Most recently, Bafundo worked in the Office of Unemployment Modernization at the Department of Labor. A GSA spokesperson told Nextgov/FCW in a statement that “we're excited to have Larry fill the role of the Deputy Executive Director, and GSA looks forward to continuing to strengthen the TMF PMO team, including identifying an executive director in the future.”

TMF also announced three new awards Wednesday. 

The Justice Department is getting $45.5 million meant to help its Antitrust Division keep up with increased use of chat-based apps in corporate communications, as opposed to email. 

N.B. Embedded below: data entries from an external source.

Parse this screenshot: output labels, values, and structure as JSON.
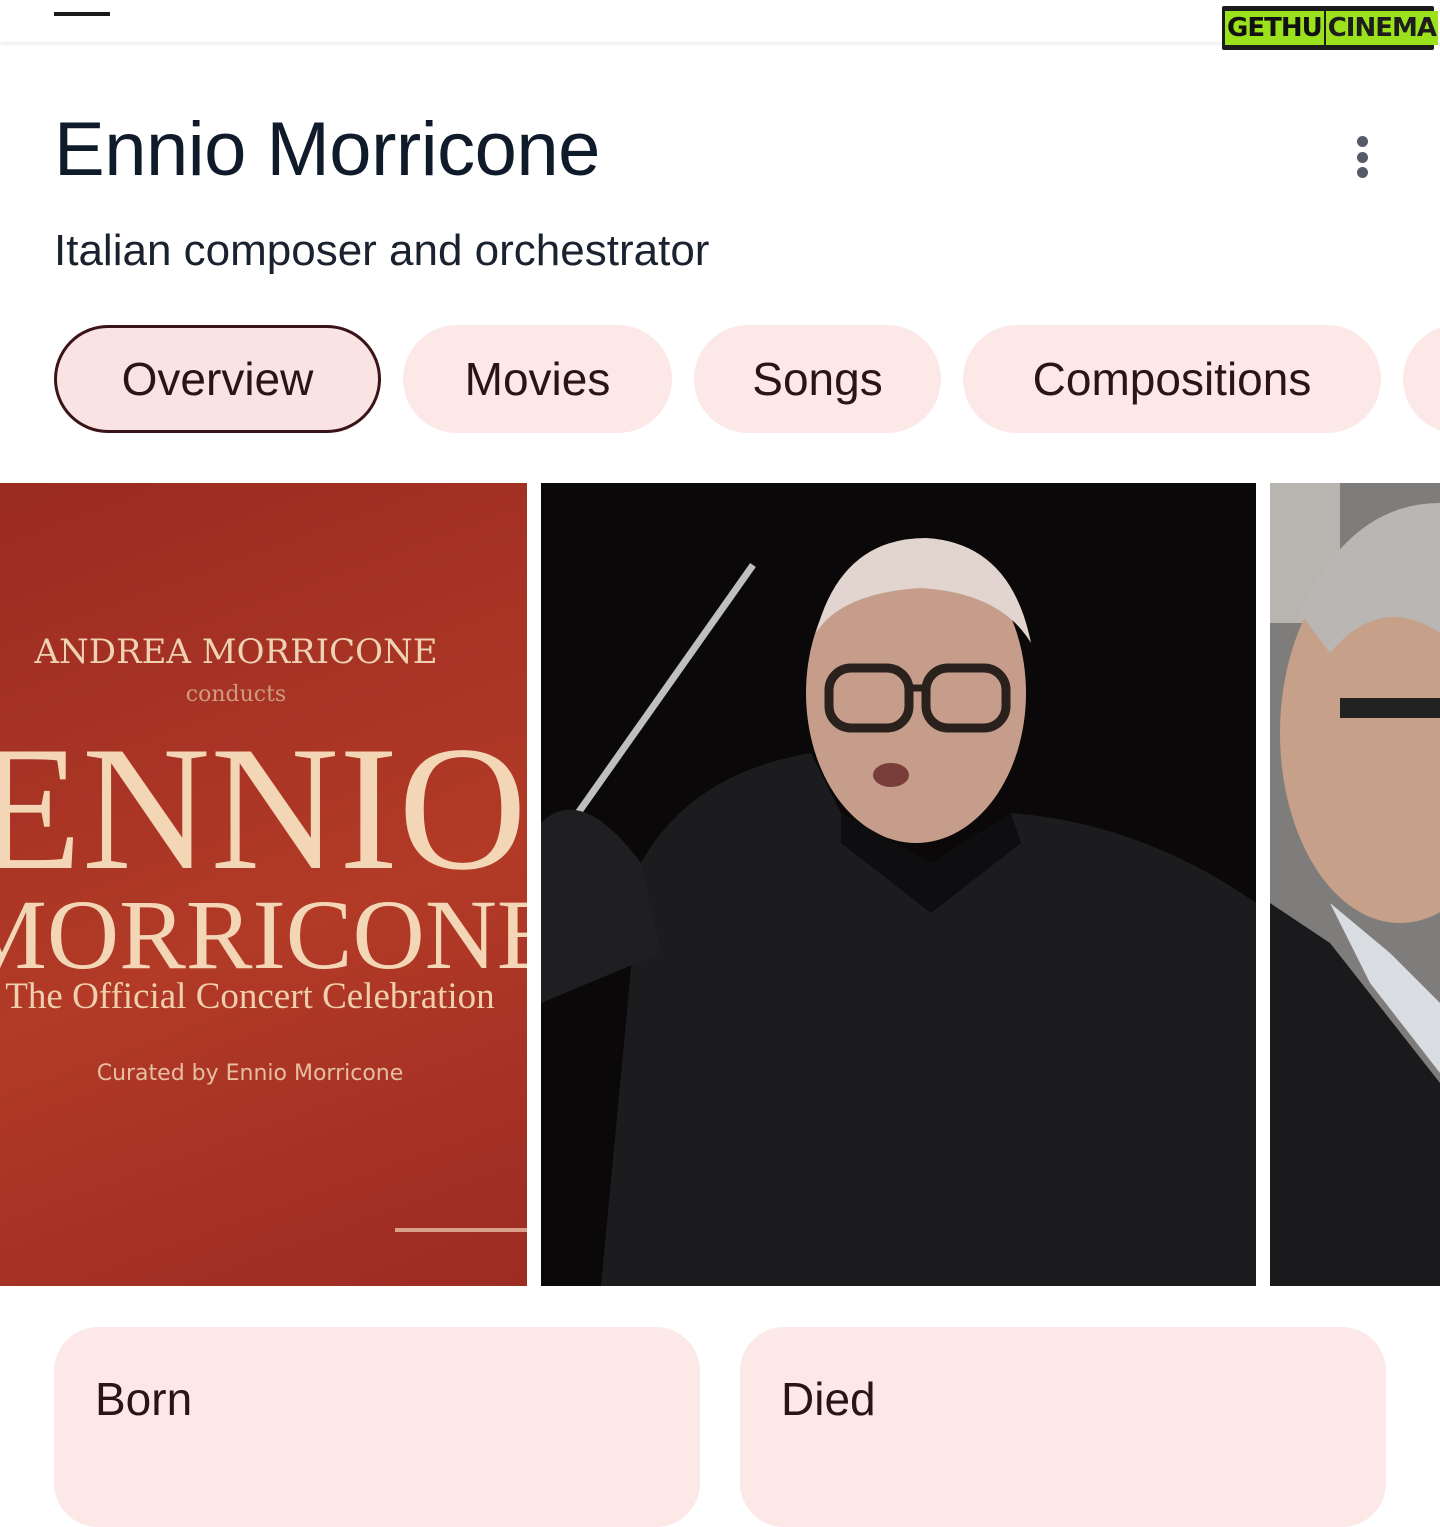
{
  "header": {
    "watermark": "GETHU CINEMA",
    "watermark_part1": "GETHU",
    "watermark_part2": "CINEMA"
  },
  "entity": {
    "title": "Ennio Morricone",
    "subtitle": "Italian composer and orchestrator"
  },
  "tabs": [
    {
      "label": "Overview",
      "active": true
    },
    {
      "label": "Movies",
      "active": false
    },
    {
      "label": "Songs",
      "active": false
    },
    {
      "label": "Compositions",
      "active": false
    }
  ],
  "gallery": {
    "album_cover": {
      "line1": "ANDREA MORRICONE",
      "line2": "conducts",
      "line3": "ENNIO",
      "line4": "MORRICONE",
      "line5": "The Official Concert Celebration",
      "line6": "Curated by Ennio Morricone"
    }
  },
  "facts": [
    {
      "label": "Born"
    },
    {
      "label": "Died"
    }
  ],
  "colors": {
    "chip_bg": "#fde8e8",
    "chip_text": "#2a1416",
    "title_text": "#0f1b2b",
    "album_red": "#a8321f",
    "album_text": "#f3d6b5"
  }
}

Updated review platforms, better internal IT service management, increased capability of case management systems and a simplified public complaints process “will free up time from employees currently spent mitigating IT deficiencies to instead focus on the enforcement work they were hired to do,” said Walt Cain, the Antitrust Division’s executive officer, said in a statement.

GSA is getting $19.7 million in TMF funding for its eRulemaking Program, a shared service that runs and the Federal Docket Management System. The funding will go to near-term security risks and a multi-year move to a modern architecture, GSA says. 

Finally, the Armed Forces Retirement Home will be using over $6 million to implement a modernized electronic health record system that’s interoperable across other providers, unlike the current system.

“All of these investments are indicative of how the TMF can help agencies modernize nimbly and effectively,” Bafundo said in a statement about the awards. “The mission of the TMF is simple: invest in technology to make government services simpler, more seamless, and secure.”